Ce sont deux logiques différentes. Le crowdfunding immobilier offre des rendements plus élevés sur des durées courtes, mais avec un risque en capital. La SCPI offre des revenus réguliers sur le long terme, avec un risque mutualisé. Le crowdfunding est plus adapté à une petite part de portefeuille "satellite", la SCPI à une allocation plus structurelle. Les deux peuvent coexister.
Commencez avec une somme que vous pouvez vous permettre de perdre, entre 500 € et 2 000 €, répartis sur 3 à 5 projets différents. La Première Brique et Bricks sont deux plateformes françaises sérieuses, réglementées AMF, avec un bon historique de projets remboursés. Lisez chaque fiche projet en détail avant d'investir.

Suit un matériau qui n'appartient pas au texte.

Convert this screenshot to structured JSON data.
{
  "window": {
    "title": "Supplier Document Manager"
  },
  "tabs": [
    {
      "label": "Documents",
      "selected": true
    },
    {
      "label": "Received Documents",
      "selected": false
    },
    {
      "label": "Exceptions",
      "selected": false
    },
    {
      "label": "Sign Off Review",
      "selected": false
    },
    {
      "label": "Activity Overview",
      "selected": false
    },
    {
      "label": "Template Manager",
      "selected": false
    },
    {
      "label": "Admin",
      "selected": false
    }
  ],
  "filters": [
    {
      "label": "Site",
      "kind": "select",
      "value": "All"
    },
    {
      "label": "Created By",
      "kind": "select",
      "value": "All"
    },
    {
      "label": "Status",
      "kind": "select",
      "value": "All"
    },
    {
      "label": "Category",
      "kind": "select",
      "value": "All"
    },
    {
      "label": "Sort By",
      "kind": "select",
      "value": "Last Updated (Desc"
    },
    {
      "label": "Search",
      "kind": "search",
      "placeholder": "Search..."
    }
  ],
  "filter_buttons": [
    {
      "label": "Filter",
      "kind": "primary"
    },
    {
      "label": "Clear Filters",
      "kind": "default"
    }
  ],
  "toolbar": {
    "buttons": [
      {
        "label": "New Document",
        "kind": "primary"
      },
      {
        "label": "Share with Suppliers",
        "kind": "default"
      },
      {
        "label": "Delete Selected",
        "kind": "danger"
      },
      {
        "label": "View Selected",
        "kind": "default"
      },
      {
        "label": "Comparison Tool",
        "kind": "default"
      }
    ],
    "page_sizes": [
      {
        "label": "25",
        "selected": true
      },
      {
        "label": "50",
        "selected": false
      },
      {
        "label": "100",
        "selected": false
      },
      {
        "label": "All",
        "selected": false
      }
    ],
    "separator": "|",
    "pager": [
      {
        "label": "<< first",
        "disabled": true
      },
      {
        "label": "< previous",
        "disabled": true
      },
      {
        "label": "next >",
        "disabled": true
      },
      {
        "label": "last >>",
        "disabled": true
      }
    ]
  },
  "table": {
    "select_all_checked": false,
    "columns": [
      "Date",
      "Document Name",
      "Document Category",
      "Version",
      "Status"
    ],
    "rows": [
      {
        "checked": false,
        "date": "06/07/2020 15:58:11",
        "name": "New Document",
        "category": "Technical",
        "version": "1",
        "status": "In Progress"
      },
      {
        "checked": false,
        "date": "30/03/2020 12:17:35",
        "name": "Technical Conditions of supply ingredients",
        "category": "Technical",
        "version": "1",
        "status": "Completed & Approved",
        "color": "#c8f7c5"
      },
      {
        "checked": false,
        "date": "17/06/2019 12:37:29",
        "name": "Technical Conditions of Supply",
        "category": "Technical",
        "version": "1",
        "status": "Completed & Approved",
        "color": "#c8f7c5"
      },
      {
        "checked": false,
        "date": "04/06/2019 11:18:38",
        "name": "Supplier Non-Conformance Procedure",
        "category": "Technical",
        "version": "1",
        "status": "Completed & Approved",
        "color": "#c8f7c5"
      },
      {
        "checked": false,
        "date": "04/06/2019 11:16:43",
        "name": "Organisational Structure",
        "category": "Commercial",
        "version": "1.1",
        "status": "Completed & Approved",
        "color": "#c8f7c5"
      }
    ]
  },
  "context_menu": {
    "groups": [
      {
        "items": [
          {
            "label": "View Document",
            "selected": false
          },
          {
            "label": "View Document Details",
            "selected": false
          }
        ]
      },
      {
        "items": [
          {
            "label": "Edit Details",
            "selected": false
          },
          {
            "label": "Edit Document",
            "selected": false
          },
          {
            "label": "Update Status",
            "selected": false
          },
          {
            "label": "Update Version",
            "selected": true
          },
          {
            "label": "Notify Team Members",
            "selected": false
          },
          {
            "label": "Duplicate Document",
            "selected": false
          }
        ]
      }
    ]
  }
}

Le crowdfunding, c'est financer des projets directement, sans intermédiaire bancaire. Pour l'investisseur particulier, le modèle le plus intéressant est le crowdfunding immobilier : des rendements de 8 à 12 % brut sur 12 à 36 mois, mais avec un risque réel de perte en capital.
Ce n'est pas un placement de base. C'est un placement satellite, qui complète un portefeuille d'ETF ou de SCPI. Diversifiez, ne dépassez pas 5 à 10 % de votre épargne totale, choisissez des plateformes agréées AMF, et lisez chaque projet avant d'investir.
Bien utilisé, c'est l'un des rares placements accessibles au grand public offrant des rendements à deux chiffres. Mal utilisé, c'est de l'argent perdu. La différence ? La rigueur.